How they got the Planned Parenthood videos

The Washington Post has a fascinating profile of David Daleiden, who insinuated himself into abortionist circles to secretly record those Planned Parenthood videos showing officials joking about abortion and fetal tissue trafficking.  The story tells how he did it.

From Meet the millennial who infiltrated the guarded world of abortion providers – The Washington Post:

The slim young man with the Clark Kent glasses mingled easily at the conference of abortion providers. By day, he sat quietly in his company’s booth, under a sign festooned with a burbling lab flask. By night, he schmoozed with presenters at the swanky hotel bar.

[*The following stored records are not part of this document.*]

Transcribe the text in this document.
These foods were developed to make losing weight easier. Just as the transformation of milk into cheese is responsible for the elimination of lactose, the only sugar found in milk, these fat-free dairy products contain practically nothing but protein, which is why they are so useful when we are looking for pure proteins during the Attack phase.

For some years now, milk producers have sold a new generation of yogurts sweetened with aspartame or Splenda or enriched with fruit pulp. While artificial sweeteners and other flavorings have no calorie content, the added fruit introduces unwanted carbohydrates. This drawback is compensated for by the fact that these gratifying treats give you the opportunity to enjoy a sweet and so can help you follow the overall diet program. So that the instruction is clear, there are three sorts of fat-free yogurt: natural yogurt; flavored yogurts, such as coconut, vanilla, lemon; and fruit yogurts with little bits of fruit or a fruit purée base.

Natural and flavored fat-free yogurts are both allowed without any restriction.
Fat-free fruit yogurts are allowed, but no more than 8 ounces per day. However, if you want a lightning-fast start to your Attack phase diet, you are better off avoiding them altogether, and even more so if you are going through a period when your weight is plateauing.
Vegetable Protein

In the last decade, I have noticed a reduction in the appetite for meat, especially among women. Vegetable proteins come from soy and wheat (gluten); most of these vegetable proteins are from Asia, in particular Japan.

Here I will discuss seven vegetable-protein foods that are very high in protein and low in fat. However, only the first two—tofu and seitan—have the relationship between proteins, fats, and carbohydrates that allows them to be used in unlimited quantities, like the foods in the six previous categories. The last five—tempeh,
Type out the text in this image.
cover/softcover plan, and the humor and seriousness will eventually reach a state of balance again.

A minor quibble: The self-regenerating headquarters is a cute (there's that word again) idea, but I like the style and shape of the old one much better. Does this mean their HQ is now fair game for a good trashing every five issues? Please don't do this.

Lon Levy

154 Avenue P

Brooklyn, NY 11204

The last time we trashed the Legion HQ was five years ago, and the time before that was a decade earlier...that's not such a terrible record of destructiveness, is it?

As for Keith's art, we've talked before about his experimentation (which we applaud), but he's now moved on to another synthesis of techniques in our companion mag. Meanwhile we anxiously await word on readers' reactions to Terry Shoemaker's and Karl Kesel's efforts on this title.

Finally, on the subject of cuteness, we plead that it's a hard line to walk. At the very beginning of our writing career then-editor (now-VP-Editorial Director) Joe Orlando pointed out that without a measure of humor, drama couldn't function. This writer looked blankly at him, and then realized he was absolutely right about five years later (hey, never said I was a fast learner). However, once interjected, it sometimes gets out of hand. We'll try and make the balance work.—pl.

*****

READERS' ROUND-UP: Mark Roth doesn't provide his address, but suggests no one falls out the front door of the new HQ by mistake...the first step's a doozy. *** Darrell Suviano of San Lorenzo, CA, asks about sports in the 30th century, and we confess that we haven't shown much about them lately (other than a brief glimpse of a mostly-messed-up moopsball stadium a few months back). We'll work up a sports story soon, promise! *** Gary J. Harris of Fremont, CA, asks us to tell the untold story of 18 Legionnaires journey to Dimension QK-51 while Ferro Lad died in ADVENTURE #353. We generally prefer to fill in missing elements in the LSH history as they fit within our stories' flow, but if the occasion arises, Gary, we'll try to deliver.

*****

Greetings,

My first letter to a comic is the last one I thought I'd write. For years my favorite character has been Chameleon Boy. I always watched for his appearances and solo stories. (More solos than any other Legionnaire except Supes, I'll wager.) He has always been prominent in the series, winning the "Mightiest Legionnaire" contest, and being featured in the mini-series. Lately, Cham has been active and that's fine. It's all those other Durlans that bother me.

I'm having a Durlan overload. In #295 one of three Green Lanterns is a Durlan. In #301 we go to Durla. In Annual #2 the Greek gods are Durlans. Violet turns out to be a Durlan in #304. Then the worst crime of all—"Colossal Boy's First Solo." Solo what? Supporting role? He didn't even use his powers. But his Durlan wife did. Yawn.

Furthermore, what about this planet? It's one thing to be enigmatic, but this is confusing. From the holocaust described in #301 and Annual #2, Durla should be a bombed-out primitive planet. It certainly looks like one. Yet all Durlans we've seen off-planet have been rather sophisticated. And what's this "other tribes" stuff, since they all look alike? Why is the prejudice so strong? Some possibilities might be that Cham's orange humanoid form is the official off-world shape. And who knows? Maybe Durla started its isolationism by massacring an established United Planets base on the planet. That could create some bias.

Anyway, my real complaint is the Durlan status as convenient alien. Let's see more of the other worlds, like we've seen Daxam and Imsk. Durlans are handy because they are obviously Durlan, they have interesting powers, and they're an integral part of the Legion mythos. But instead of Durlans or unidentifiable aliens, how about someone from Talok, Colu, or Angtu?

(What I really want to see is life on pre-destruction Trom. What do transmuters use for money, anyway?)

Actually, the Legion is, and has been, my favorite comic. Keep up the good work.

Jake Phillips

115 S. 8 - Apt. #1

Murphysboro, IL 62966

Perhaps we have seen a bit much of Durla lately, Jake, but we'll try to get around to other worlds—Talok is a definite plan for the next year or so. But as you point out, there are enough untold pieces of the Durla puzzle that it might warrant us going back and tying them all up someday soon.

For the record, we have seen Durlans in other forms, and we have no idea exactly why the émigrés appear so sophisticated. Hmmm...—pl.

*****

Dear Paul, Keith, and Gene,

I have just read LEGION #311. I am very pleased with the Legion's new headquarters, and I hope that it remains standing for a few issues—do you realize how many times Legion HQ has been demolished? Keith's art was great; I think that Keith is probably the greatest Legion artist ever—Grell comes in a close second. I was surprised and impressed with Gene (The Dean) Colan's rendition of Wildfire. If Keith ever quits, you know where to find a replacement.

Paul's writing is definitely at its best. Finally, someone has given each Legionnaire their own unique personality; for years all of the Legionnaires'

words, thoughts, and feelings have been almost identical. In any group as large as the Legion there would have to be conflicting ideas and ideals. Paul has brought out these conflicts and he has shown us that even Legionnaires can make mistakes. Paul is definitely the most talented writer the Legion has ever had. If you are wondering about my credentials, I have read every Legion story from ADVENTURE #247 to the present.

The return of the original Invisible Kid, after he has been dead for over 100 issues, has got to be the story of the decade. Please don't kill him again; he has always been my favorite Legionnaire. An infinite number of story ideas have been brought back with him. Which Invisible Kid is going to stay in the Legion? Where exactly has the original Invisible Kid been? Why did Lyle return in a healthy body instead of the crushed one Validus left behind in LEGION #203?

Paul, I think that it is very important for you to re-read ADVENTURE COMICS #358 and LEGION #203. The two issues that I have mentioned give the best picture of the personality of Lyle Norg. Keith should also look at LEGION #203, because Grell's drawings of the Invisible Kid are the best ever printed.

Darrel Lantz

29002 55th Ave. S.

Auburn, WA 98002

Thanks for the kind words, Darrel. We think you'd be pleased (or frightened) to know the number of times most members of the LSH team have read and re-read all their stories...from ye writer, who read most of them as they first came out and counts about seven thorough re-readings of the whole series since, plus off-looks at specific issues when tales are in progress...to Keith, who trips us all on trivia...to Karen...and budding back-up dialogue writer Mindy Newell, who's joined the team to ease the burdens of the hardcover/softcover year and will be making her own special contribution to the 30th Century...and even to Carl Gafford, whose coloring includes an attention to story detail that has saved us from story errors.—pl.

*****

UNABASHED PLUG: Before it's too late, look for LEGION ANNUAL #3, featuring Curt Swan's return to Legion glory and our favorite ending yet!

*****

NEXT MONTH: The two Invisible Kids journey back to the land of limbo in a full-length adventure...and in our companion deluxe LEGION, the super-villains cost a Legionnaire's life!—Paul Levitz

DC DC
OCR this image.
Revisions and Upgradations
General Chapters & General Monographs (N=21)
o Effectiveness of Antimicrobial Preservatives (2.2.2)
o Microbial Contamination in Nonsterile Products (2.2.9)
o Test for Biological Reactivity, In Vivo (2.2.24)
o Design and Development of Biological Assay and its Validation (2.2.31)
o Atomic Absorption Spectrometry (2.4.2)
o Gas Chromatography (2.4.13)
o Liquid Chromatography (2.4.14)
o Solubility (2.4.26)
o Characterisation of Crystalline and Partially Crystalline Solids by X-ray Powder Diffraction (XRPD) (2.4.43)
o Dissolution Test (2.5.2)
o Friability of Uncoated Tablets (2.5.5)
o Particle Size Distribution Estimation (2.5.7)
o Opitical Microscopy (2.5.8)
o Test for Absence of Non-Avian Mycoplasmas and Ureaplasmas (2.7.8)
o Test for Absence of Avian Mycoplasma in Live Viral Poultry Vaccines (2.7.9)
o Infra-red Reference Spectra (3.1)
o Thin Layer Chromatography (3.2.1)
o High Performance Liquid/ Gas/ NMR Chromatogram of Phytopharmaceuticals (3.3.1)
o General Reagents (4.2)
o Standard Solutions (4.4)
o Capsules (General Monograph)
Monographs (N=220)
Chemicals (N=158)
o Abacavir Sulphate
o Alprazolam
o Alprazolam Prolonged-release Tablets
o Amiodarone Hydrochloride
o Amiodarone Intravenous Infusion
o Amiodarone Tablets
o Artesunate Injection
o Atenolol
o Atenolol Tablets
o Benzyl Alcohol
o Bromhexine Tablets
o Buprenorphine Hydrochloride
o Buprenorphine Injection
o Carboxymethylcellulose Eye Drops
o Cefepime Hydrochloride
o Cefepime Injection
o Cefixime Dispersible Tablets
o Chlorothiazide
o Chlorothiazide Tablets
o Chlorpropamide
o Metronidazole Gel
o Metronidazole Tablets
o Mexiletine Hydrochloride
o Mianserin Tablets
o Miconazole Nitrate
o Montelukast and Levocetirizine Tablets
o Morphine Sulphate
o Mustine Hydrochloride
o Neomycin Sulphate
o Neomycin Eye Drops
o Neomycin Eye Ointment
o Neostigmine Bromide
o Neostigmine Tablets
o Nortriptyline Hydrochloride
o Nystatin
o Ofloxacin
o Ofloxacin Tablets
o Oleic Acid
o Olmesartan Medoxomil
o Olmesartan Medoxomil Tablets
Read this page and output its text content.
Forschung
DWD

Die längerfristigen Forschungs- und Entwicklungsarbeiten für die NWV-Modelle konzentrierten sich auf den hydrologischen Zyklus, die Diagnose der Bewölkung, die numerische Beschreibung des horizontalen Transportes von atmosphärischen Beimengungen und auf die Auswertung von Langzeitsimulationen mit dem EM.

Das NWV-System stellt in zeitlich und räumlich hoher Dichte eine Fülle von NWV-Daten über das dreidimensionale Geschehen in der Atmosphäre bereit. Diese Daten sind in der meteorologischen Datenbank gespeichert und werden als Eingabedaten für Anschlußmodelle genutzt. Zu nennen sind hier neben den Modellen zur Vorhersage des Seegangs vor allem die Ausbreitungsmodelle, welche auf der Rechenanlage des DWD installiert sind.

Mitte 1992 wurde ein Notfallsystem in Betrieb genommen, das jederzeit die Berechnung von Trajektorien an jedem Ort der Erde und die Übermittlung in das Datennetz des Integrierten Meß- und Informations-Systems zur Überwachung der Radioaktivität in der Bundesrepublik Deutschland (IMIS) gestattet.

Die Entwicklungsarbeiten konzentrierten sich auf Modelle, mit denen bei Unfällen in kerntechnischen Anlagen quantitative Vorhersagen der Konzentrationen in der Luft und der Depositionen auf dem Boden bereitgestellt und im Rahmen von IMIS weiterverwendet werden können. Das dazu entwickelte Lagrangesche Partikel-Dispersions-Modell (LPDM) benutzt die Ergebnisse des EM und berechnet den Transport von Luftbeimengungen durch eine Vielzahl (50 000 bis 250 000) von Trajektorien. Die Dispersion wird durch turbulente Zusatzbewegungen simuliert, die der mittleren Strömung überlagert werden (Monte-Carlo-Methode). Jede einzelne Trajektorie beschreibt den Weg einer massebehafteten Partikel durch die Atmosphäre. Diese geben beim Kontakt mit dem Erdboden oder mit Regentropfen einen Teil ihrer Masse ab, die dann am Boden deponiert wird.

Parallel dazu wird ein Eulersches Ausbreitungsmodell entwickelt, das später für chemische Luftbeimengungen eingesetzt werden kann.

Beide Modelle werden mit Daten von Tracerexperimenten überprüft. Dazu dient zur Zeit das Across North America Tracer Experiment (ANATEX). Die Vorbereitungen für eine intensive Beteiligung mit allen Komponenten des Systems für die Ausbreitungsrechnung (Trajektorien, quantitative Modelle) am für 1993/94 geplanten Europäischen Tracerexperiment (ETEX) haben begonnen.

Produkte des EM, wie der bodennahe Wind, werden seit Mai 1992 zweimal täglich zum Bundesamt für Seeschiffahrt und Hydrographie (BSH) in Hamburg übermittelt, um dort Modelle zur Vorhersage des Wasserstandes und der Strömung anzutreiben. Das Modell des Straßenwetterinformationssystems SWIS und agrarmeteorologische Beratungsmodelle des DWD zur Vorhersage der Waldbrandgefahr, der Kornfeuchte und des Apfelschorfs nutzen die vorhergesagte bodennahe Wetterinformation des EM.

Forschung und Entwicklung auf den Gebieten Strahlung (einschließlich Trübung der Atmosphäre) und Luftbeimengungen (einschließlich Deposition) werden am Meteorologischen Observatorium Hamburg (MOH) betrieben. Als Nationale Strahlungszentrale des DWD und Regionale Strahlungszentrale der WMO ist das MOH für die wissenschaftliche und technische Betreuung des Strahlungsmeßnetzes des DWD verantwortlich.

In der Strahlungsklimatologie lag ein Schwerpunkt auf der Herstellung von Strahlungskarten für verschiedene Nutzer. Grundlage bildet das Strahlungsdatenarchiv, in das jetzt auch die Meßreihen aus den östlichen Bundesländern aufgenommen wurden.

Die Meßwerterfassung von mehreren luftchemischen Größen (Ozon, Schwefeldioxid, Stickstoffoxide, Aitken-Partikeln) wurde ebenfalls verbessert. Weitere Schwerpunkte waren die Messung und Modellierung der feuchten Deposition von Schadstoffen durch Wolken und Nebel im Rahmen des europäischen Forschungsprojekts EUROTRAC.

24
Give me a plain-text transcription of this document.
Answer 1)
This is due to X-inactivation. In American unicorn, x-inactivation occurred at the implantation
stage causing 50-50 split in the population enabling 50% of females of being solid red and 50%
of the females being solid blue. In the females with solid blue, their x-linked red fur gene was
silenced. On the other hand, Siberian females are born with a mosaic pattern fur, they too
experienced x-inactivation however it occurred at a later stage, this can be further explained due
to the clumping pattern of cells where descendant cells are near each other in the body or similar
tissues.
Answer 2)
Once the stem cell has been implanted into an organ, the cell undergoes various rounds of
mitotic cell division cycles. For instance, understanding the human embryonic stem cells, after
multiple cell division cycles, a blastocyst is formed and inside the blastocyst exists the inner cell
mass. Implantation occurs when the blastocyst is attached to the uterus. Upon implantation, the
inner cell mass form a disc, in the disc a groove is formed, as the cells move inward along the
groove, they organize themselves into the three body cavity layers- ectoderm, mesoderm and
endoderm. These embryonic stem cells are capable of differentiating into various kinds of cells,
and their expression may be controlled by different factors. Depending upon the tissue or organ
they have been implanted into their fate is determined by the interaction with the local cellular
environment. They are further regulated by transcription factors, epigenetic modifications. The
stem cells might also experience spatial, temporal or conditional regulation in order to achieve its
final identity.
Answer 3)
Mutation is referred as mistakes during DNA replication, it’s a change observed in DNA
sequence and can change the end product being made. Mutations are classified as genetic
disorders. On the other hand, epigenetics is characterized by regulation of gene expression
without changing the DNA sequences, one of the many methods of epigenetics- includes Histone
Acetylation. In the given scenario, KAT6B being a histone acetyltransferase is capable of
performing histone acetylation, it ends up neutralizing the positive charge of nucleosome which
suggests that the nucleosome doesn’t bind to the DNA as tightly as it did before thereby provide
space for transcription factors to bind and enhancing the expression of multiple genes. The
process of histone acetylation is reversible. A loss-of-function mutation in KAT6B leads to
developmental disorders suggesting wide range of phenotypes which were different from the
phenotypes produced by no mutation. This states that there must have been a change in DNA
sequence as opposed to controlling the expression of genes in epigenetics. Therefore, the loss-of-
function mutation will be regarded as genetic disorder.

If people noticed that he seemed a bit stiff, they tended to write it off as an odd physical tic. In fact, David Daleiden was probably trying to keep his hidden camera straight.

Daleiden, 26, is the anti­abortion activist who masterminded the recent undercover campaign aimed at proving that Planned Parenthood illegally sells what he calls aborted “baby body parts.” He captured intimate details of the famously guarded organization, hobnobbing at conferences so secretive they require background checks and talking his way into a back laboratory at a Colorado clinic where he picked through the remains of aborted fetuses and displayed them luridly for the camera.

Daleiden’s videos landed like a bomb in Washington this summer, providing fodder for a crowded field of Republican presidential contenders and energizing social conservatives on Capitol Hill. They also shed harsh new light on the venerable women’s health organization, capturing officials sipping wine while joking about abortion and appearing to haggle over the price of fetal tissue.

This week, Planned Parenthood President Cecile Richards announced that the group would continue to donate tissue for medical research but would no longer accept compensation for storing and delivering the specimens. She said the organization has done nothing wrong but decided to take this step to disarm its critics.

Daleiden, characteristically, saw things in darker tones.

“It’s pretty much an admission of guilt,” he said this week.